Мы начали легко. Ложный выпад. Он ушел. Еще раз ушел. Мне становилось жарко. Я стремился не к ударам, а к ближнему бою. Избивать Олафа мне в общем-то не хотелось. Я был тяжелее килограммов на пятнадцать, и его чуть более длинные руки не уменьшали моего преимущества, тем более что я вообще был более сильным боксером. Поэтому я дал ему несколько раз подойти, хоть и не должен был. Вдруг он опустил перчатки. Лицо его онемело. Он разозлился.
– Так не пойдет, – сказал он.
– В чем дело?
– Без фокусов, Эл. Или настоящий бокс, или никакого.
– Ладно, – сказал я, оскалив зубы. – Бокс!

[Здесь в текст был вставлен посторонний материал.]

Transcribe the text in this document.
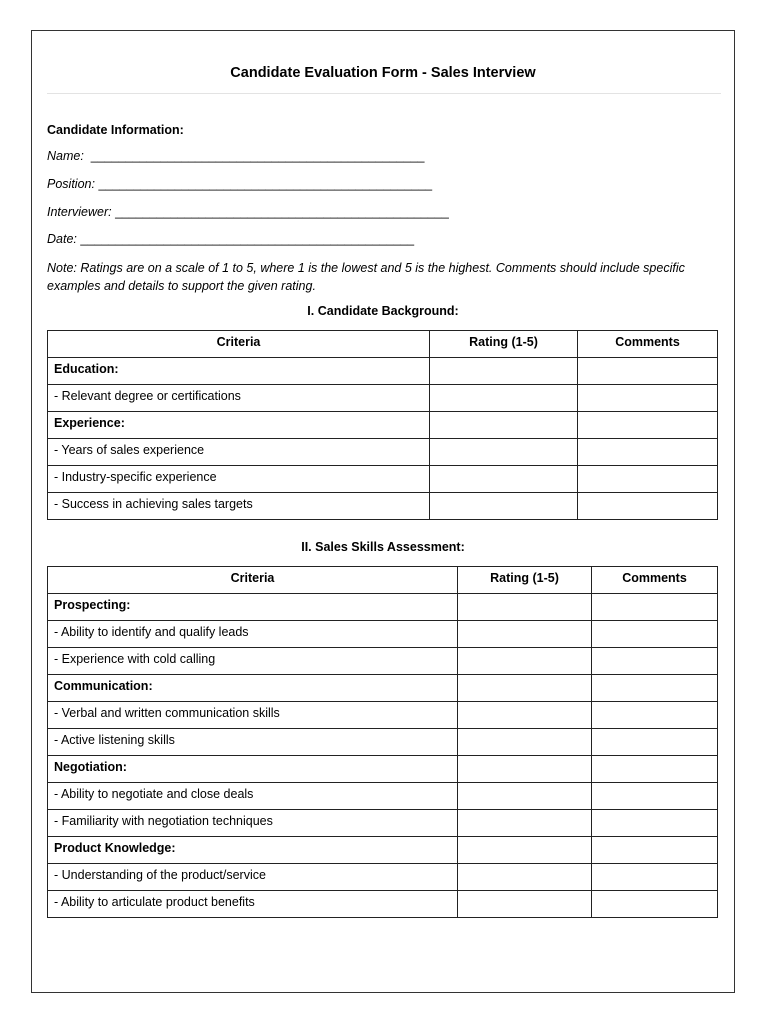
Candidate Evaluation Form - Sales Interview
Candidate Information:
Name: ________________________________________________
Position: ________________________________________________
Interviewer: ________________________________________________
Date: ________________________________________________
Note: Ratings are on a scale of 1 to 5, where 1 is the lowest and 5 is the highest. Comments should include specific examples and details to support the given rating.
I. Candidate Background:
Criteria	Rating (1-5)	Comments
Education:		
- Relevant degree or certifications		
Experience:		
- Years of sales experience		
- Industry-specific experience		
- Success in achieving sales targets		
II. Sales Skills Assessment:
Criteria	Rating (1-5)	Comments
Prospecting:		
- Ability to identify and qualify leads		
- Experience with cold calling		
Communication:		
- Verbal and written communication skills		
- Active listening skills		
Negotiation:		
- Ability to negotiate and close deals		
- Familiarity with negotiation techniques		
Product Knowledge:		
- Understanding of the product/service		
- Ability to articulate product benefits		
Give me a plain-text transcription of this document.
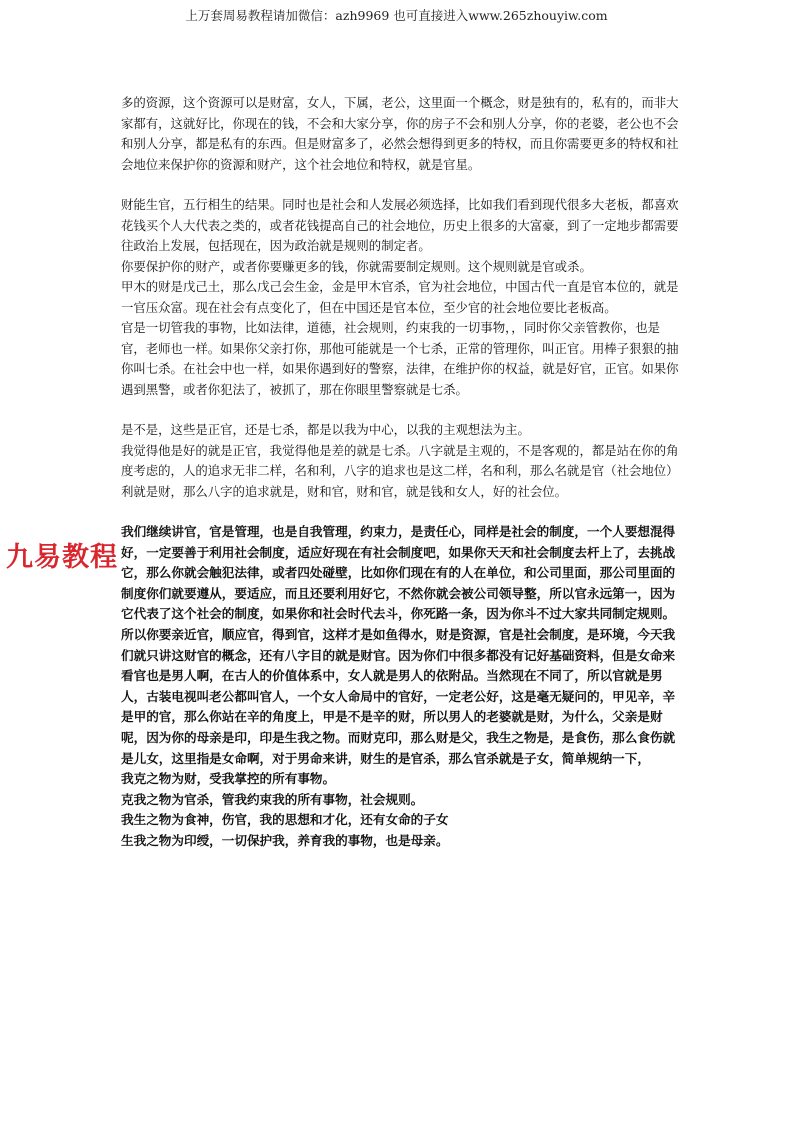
上万套周易教程请加微信：azh9969 也可直接进入www.265zhouyiw.com

多的资源，这个资源可以是财富，女人，下属，老公，这里面一个概念，财是独有的，私有的，而非大家都有，这就好比，你现在的钱，不会和大家分享，你的房子不会和别人分享，你的老婆，老公也不会和别人分享，都是私有的东西。但是财富多了，必然会想得到更多的特权，而且你需要更多的特权和社会地位来保护你的资源和财产，这个社会地位和特权，就是官星。

财能生官，五行相生的结果。同时也是社会和人发展必须选择，比如我们看到现代很多大老板，都喜欢花钱买个人大代表之类的，或者花钱提高自己的社会地位，历史上很多的大富豪，到了一定地步都需要往政治上发展，包括现在，因为政治就是规则的制定者。

你要保护你的财产，或者你要赚更多的钱，你就需要制定规则。这个规则就是官或杀。

甲木的财是戊己土，那么戊己会生金，金是甲木官杀，官为社会地位，中国古代一直是官本位的，就是一官压众富。现在社会有点变化了，但在中国还是官本位，至少官的社会地位要比老板高。

官是一切管我的事物，比如法律，道德，社会规则，约束我的一切事物，，同时你父亲管教你，也是官，老师也一样。如果你父亲打你，那他可能就是一个七杀，正常的管理你，叫正官。用棒子狠狠的抽你叫七杀。在社会中也一样，如果你遇到好的警察，法律，在维护你的权益，就是好官，正官。如果你遇到黑警，或者你犯法了，被抓了，那在你眼里警察就是七杀。

是不是，这些是正官，还是七杀，都是以我为中心，以我的主观想法为主。

我觉得他是好的就是正官，我觉得他是差的就是七杀。八字就是主观的，不是客观的，都是站在你的角度考虑的，人的追求无非二样，名和利，八字的追求也是这二样，名和利，那么名就是官（社会地位）利就是财，那么八字的追求就是，财和官，财和官，就是钱和女人，好的社会位。

我们继续讲官，官是管理，也是自我管理，约束力，是责任心，同样是社会的制度，一个人要想混得好，一定要善于利用社会制度，适应好现在有社会制度吧，如果你天天和社会制度去杆上了，去挑战它，那么你就会触犯法律，或者四处碰壁，比如你们现在有的人在单位，和公司里面，那公司里面的制度你们就要遵从，要适应，而且还要利用好它，不然你就会被公司领导整，所以官永远第一，因为它代表了这个社会的制度，如果你和社会时代去斗，你死路一条，因为你斗不过大家共同制定规则。

所以你要亲近官，顺应官，得到官，这样才是如鱼得水，财是资源，官是社会制度，是环境，今天我们就只讲这财官的概念，还有八字目的就是财官。因为你们中很多都没有记好基础资料，但是女命来看官也是男人啊，在古人的价值体系中，女人就是男人的依附品。当然现在不同了，所以官就是男人，古装电视叫老公都叫官人，一个女人命局中的官好，一定老公好，这是毫无疑问的，甲见辛，辛是甲的官，那么你站在辛的角度上，甲是不是辛的财，所以男人的老婆就是财，为什么，父亲是财呢，因为你的母亲是印，印是生我之物。而财克印，那么财是父，我生之物是，是食伤，那么食伤就是儿女，这里指是女命啊，对于男命来讲，财生的是官杀，那么官杀就是子女，简单规纳一下，

我克之物为财，受我掌控的所有事物。

克我之物为官杀，管我约束我的所有事物，社会规则。

我生之物为食神，伤官，我的思想和才化，还有女命的子女

生我之物为印绶，一切保护我，养育我的事物，也是母亲。

九易教程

Я медленно пошел на сближение. Перчатки ударились друг о друга, издавая резкие хлопки. Он почувствовал, что я действую всерьез. Он прикрылся. Темп нарастал. Я сделал ложный выпад левой, потом правой, сериями, последний удар почти всегда достигал цели. Он не успевал. Потом он неожиданно пошел в атаку, у него получился прекрасный прямой, я отлетел шага на два. Сразу вернулся. Мы кружили; его удар, я нырнул под перчатку, отошел и с полудистанции влепил прямой правый. Вложил в этот удар все. Олаф обмяк, на мгновение раскрылся, но сразу же начал входить в форму. Следующая минута ушла на пустые взмахи. Перчатки громко хлопали по плечам, но неопасно. Один раз я едва успел уклониться, он только скользнул перчаткой мне по уху, а это была бомба, от которой я свалился бы. Мы снова кружили. Он получил удар в грудь, раскрылся, я мог ударить, но не сделал ни движения, стоял как парализованный – в окне первого этажа я увидел ее; ее лицо белело так же, как то пушистое, что покрывало ее плечи. Это длилось мгновение. В следующий момент меня оглушил страшный удар; я упал на колени и тут же услышал крик Олафа:
– Прости!
– Не за что… Хороший удар, – пробормотал я, поднимаясь.
Окно было уже закрыто. Мы дрались еще не больше полминуты. Вдруг Олаф отступил.
– Что с тобой?
– Ничего.
– Неправда.
– Ладно. Мне расхотелось. Не злишься?
– Что ты? Это все равно было нелепо, так вот, с места в карьер. Пошли.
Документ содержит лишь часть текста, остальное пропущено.